As it is well known that chromosomal events, such as DNA replication, recombination, repair and chromosome segregation, are driven by cell cycle regulation in somatic cells, it is also important to consider the mechanisms of meiotic chromosome dynamics with respect to the cell cycle. Thus, our current approach is to identify meiosis-specific substrates and regulatory subunits for E3 ubiquitin ligases in germ cells that are crucial for cell cycle progression.


(3) Studying the molecular basis of a meiosis-specific chromosomal structure
When chromosomes are replicated in the S-phase, sister chromatids are held together by a mechanism (sister chromatid cohesion) which enables accurate chromosome segregation in both mitosis and meiosis. Sister chromatid cohesion is mediated by an evolutionary conserved multi-protein complex, cohesin. Moreover, cohesin acts for transcriptional regulation by collaborating with insulator binding factors in somatic cells. Importantly, there are two types of cohesins: mitotic-type and meiotic-type (Fig. 2).

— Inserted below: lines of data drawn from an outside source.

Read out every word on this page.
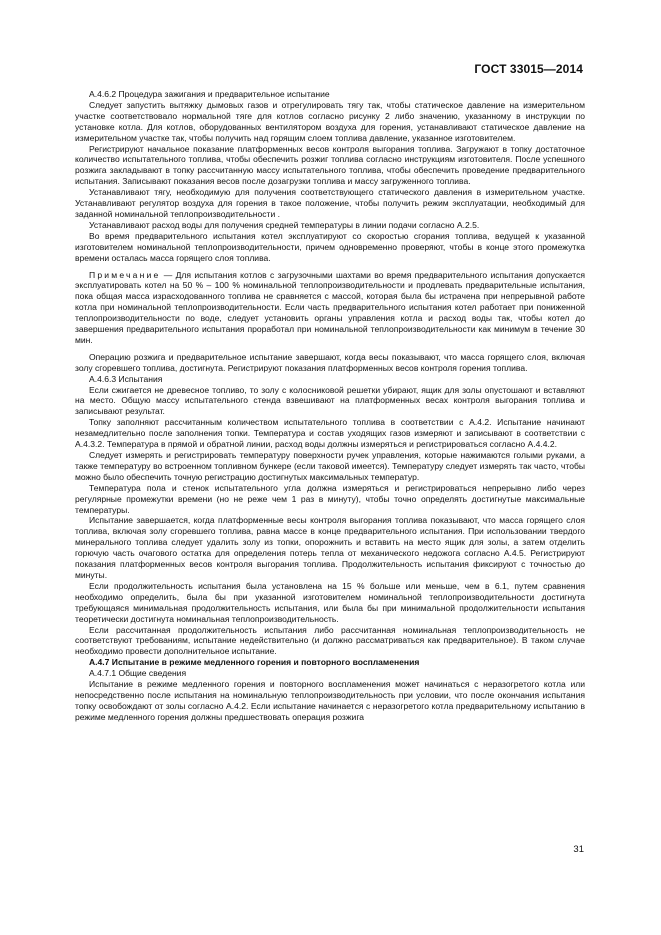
ГОСТ 33015—2014

А.4.6.2 Процедура зажигания и предварительное испытание

Следует запустить вытяжку дымовых газов и отрегулировать тягу так, чтобы статическое давление на измерительном участке соответствовало нормальной тяге для котлов согласно рисунку 2 либо значению, указанному в инструкции по установке котла. Для котлов, оборудованных вентилятором воздуха для горения, устанавливают статическое давление на измерительном участке так, чтобы получить над горящим слоем топлива давление, указанное изготовителем.

Регистрируют начальное показание платформенных весов контроля выгорания топлива. Загружают в топку достаточное количество испытательного топлива, чтобы обеспечить розжиг топлива согласно инструкциям изготовителя. После успешного розжига закладывают в топку рассчитанную массу испытательного топлива, чтобы обеспечить проведение предварительного испытания. Записывают показания весов после дозагрузки топлива и массу загруженного топлива.

Устанавливают тягу, необходимую для получения соответствующего статического давления в измерительном участке. Устанавливают регулятор воздуха для горения в такое положение, чтобы получить режим эксплуатации, необходимый для заданной номинальной теплопроизводительности .

Устанавливают расход воды для получения средней температуры в линии подачи согласно А.2.5.

Во время предварительного испытания котел эксплуатируют со скоростью сгорания топлива, ведущей к указанной изготовителем номинальной теплопроизводительности, причем одновременно проверяют, чтобы в конце этого промежутка времени осталась масса горящего слоя топлива.

Примечание — Для испытания котлов с загрузочными шахтами во время предварительного испытания допускается эксплуатировать котел на 50 % – 100 % номинальной теплопроизводительности и продлевать предварительные испытания, пока общая масса израсходованного топлива не сравняется с массой, которая была бы истрачена при непрерывной работе котла при номинальной теплопроизводительности. Если часть предварительного испытания котел работает при пониженной теплопроизводительности по воде, следует установить органы управления котла и расход воды так, чтобы котел до завершения предварительного испытания проработал при номинальной теплопроизводительности как минимум в течение 30 мин.

Операцию розжига и предварительное испытание завершают, когда весы показывают, что масса горящего слоя, включая золу сгоревшего топлива, достигнута. Регистрируют показания платформенных весов контроля горения топлива.

А.4.6.3 Испытания

Если сжигается не древесное топливо, то золу с колосниковой решетки убирают, ящик для золы опустошают и вставляют на место. Общую массу испытательного стенда взвешивают на платформенных весах контроля выгорания топлива и записывают результат.

Топку заполняют рассчитанным количеством испытательного топлива в соответствии с А.4.2. Испытание начинают незамедлительно после заполнения топки. Температура и состав уходящих газов измеряют и записывают в соответствии с А.4.3.2. Температура в прямой и обратной линии, расход воды должны измеряться и регистрироваться согласно А.4.4.2.

Следует измерять и регистрировать температуру поверхности ручек управления, которые нажимаются голыми руками, а также температуру во встроенном топливном бункере (если таковой имеется). Температуру следует измерять так часто, чтобы можно было обеспечить точную регистрацию достигнутых максимальных температур.

Температура пола и стенок испытательного угла должна измеряться и регистрироваться непрерывно либо через регулярные промежутки времени (но не реже чем 1 раз в минуту), чтобы точно определять достигнутые максимальные температуры.

Испытание завершается, когда платформенные весы контроля выгорания топлива показывают, что масса горящего слоя топлива, включая золу сгоревшего топлива, равна массе в конце предварительного испытания. При использовании твердого минерального топлива следует удалить золу из топки, опорожнить и вставить на место ящик для золы, а затем отделить горючую часть очагового остатка для определения потерь тепла от механического недожога согласно А.4.5. Регистрируют показания платформенных весов контроля выгорания топлива. Продолжительность испытания фиксируют с точностью до минуты.

Если продолжительность испытания была установлена на 15 % больше или меньше, чем в 6.1, путем сравнения необходимо определить, была бы при указанной изготовителем номинальной теплопроизводительности достигнута требующаяся минимальная продолжительность испытания, или была бы при минимальной продолжительности испытания теоретически достигнута номинальная теплопроизводительность.

Если рассчитанная продолжительность испытания либо рассчитанная номинальная теплопроизводительность не соответствуют требованиям, испытание недействительно (и должно рассматриваться как предварительное). В таком случае необходимо провести дополнительное испытание.

А.4.7 Испытание в режиме медленного горения и повторного воспламенения

А.4.7.1 Общие сведения

Испытание в режиме медленного горения и повторного воспламенения может начинаться с неразогретого котла или непосредственно после испытания на номинальную теплопроизводительность при условии, что после окончания испытания топку освобождают от золы согласно А.4.2. Если испытание начинается с неразогретого котла предварительному испытанию в режиме медленного горения должны предшествовать операция розжига

31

During meiotic prophase I, sister chromatids are organized into proteinaceous structures called chromosome axes on which the synaptonemal complex is assembled. Consequently, meiotic cohesin acts as a structural basis for chromosomes (Fig. 3). Homologous chromosomes then undergo pairing, synapsis, and meiotic recombination yielding a physical linkage between homologs called chiasmata (Fig. 4). Meiosis-specific cohesin plays a crucial role in all of these sequential chromosomal events during meiosis. In mammalian meiotic cells, two different types of cohesin complexes exist which contain either subunit REC8 or subunit RAD21L. The REC8 and RAD21L subunits determine the spatiotemporal distribution patterns of distinct cohesin complexes on chromosomes during meiosis (Fig. 2). Thus, REC8- and RAD21L-cohesins play different roles in chromosomal dynamics during meiosis.






Notably, REC8- and RAD21L-cohesins do not have the ability to localize on chromosomes when they are expressed in somatic cells, suggesting that some factor may be missing for loading meiotic cohesins on somatic chromosomes. Our specific aim in this project is to elucidate the molecular mechanisms that determine how chromosome loading of distinct meiotic cohesins are licensed during meiosis. Since the pre-meiotic S-phase is the earliest time point when meiotic cohesins are detected, this project will be focused on identifying a putative cohesion loader during this period which would lead to reorganization of meiotic chromosomes.